After extensive work on this topic, Professor Sommers Smith has cut back on her scientific research.
“To throw a wrench in the works, I am now researching traditional music,” she said, a passion that is rooted in her own experience playing the fiddle. Her research has always included students and is another way that she has broadened her sphere of impact as a teacher.
Likewise, Laviosa has expanded her own sphere by becoming the founding editor of the Journal of Italian Cinema and Media Studies. The journal includes articles written by a diverse group of authors who critique Italian films, films from other countries that are directed by native Italians, or films that pay homage to the classic Italian film.

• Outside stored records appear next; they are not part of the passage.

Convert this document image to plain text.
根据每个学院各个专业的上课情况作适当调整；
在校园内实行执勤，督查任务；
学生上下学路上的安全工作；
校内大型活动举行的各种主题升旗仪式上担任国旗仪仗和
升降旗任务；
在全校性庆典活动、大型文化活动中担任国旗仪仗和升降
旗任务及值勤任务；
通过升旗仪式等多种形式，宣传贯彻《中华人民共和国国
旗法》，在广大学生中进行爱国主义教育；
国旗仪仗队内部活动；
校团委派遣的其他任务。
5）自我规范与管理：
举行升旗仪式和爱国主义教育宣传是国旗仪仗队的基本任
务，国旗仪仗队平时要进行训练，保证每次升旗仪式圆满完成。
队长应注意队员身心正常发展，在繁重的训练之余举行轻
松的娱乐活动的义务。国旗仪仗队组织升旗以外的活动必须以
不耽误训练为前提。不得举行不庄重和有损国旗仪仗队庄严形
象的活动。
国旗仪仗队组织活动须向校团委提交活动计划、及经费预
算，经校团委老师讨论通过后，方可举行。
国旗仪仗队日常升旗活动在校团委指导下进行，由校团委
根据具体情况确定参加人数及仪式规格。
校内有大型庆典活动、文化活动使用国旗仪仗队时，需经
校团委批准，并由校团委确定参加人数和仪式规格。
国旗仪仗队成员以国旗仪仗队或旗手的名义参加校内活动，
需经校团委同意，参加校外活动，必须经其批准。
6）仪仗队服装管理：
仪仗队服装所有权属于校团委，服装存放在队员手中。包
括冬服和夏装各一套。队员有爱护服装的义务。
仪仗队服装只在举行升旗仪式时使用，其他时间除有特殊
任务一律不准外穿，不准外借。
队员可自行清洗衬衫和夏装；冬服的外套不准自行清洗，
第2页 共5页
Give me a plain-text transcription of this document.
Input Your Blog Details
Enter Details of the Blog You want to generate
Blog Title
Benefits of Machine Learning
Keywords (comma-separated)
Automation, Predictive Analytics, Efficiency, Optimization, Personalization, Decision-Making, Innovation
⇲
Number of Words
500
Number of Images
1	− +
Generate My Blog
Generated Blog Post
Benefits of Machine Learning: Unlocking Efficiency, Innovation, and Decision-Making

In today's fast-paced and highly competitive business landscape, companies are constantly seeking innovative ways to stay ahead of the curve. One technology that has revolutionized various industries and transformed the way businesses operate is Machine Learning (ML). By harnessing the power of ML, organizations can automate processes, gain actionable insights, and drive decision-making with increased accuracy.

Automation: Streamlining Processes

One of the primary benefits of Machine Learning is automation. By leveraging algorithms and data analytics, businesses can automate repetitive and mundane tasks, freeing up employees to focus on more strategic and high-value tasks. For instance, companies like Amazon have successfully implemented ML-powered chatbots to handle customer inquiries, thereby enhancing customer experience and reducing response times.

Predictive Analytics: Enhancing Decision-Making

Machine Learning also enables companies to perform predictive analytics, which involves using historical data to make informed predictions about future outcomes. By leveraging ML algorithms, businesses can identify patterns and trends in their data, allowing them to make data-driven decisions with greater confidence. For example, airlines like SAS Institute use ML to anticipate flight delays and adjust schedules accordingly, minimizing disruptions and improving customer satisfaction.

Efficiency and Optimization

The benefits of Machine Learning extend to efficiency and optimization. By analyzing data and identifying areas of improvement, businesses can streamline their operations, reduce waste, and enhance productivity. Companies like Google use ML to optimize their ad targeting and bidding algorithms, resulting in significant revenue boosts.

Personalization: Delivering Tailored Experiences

“I want the journal to provide a new platform of discussion for Italian films that is not confined by the borders of the country. It is essentially about the world in Italian cinema, and Italian cinema in the world,” Laviosa says.
Professor Cercie Miller has taught at Berklee College as well as Wellesley for the past four years, and she also plays music with several ensembles.
“I have been an active performer essentially forever. It’s a never-ending job, and it is constantly challenging and rewarding,” she said.
Each professor has found that the key to having two careers, both a teaching one and one involving other interests, is balance.
“You have to find what makes the balance work,” Sommers Smith said.
This means knowing where to draw the line and cut back. It also means knowing how to divide up time and be organized. Most importantly, it means finding the intersections between the two careers that can bring them closer so they can enrich each other.
“I think the two are totally symbiotic,” Miller said, describing her performance and teaching careers.
These are true liberal arts professors: well rounded, exploratory and ground breaking.